My vision for the waterside is to attract new investment to create a vibrant and thriving new neighbourhood with new homes and new work spaces which make the most of our waterways and open up opportunities for many people in the city.

Further information

Leicester waterside is a hidden gem. The area is located to the north west of the city centre between the A6 and Rally Park and contains the river soar and Grand Union Canal.

These waterways are an underused and often under–appreciated asset, cut off from the rest of the city by historical industrial development, some of this area suffers from high levels of vacancy and dereliction. The poor appearance and lack of investment in sites in this area makes a poor ‘front door’ for visitors to our city.

The regeneration of the Waterside is an opportunity to turn the area around, bring in new investment and create a vibrant and thriving neighbourhood with new homes and new workspaces. The project will make the most of the City’s waterways and open up opportunities for many more people to enjoy them.

My vision for the Waterside area is:

  • A thriving neighbourhood offering a unique and vibrant place to live and space for local businesses to flourish.
  • A place that reconnects Leicester to its waterfront, bringing opportunities for leisure and wildlife.
  • A place where people feel safe and comfortable to walk and cycle.
  • A place where the streets and homes are built to high standards of design and sustainability.
  • A confident place which values its history while embracing the future.

What happens next?

Last year we received £25 million of funding over five years to help kick-start development and we are now moving ahead with plans to regenerate the Waterside area. This will see around 300 new homes, new offices, shops, green space and canal-side paths.
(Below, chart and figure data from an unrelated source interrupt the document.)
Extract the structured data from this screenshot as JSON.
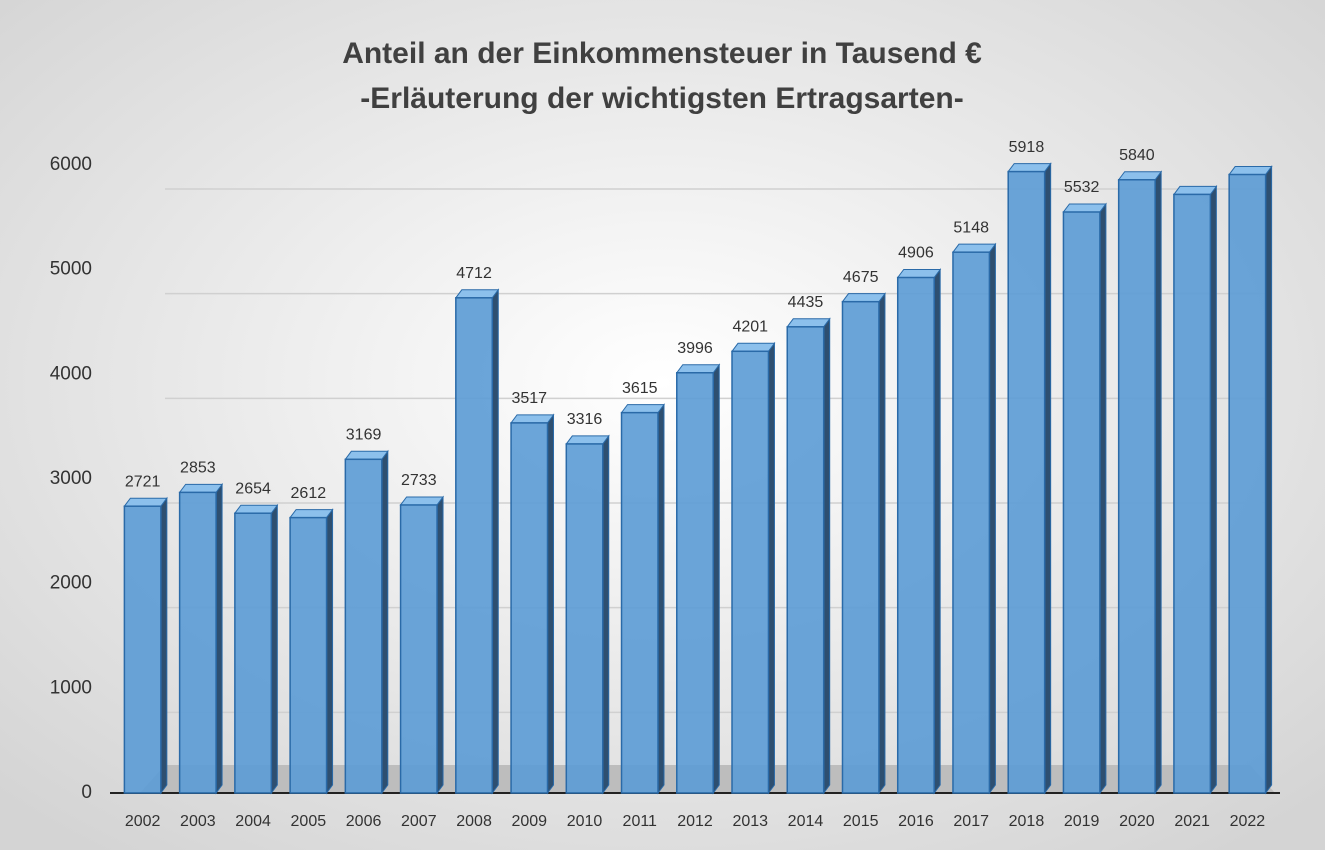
{
  "chart_data": {
    "type": "bar3d",
    "title": "Anteil an der Einkommensteuer in Tausend €",
    "subtitle": "-Erläuterung der wichtigsten Ertragsarten-",
    "categories": [
      "2002",
      "2003",
      "2004",
      "2005",
      "2006",
      "2007",
      "2008",
      "2009",
      "2010",
      "2011",
      "2012",
      "2013",
      "2014",
      "2015",
      "2016",
      "2017",
      "2018",
      "2019",
      "2020",
      "2021",
      "2022"
    ],
    "values": [
      2721,
      2853,
      2654,
      2612,
      3169,
      2733,
      4712,
      3517,
      3316,
      3615,
      3996,
      4201,
      4435,
      4675,
      4906,
      5148,
      5918,
      5532,
      5840,
      5700,
      5890
    ],
    "value_labels": [
      "2721",
      "2853",
      "2654",
      "2612",
      "3169",
      "2733",
      "4712",
      "3517",
      "3316",
      "3615",
      "3996",
      "4201",
      "4435",
      "4675",
      "4906",
      "5148",
      "5918",
      "5532",
      "5840",
      null,
      null
    ],
    "color": "#5b9bd5",
    "ylim": [
      0,
      6000
    ],
    "yticks": [
      0,
      1000,
      2000,
      3000,
      4000,
      5000,
      6000
    ],
    "grid": true
  }
}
Around half of the new homes will be town houses and the rest will be flats. A series of new public squares and play spaces will be integrated into the streets to provide a connection between homes and waterways. These proposals will help create a range of new leisure opportunities for walking, cycling and boating.

Purchasing the land

We submitted our plans for the area in May 2015, and were granted planning permission last December. 

Due to constraints on the site, development must take place in phases, and in a comprehensive manner. Different parts of the site are owned by different landlords. The funding we have received is to acquire and prepare site. However, it’s unlikely we’d be able to negotiate individual sales on all properties in a reasonable period. 

For these reasons, a resolution for a compulsory purchase order (CPO) was made in April. This was the first step in making the CPO order. We have been negotiating with affected landowners since June 2015, and now own 80% of the site through voluntary agreements. 

When will the CPO come into effect?

We feel that it is now the right time to make the CPO. Once the order has been made, the timescales are out of our hands. However below is a rough timescale:

Stage Approximate timing/stage completion
Submission of CPO to the Planning Introspectorate for confirmation November 2016
CPO public inquiry May 2017
CPO decision August 2017
Acquisition and vacant possession of full site December 2017

Who will develop the site?

We have been working to secure a development partner for the past year. After a full tender process, we have selected Keepmoat Ltd, a nationally-recognised development firm, to deliver the project.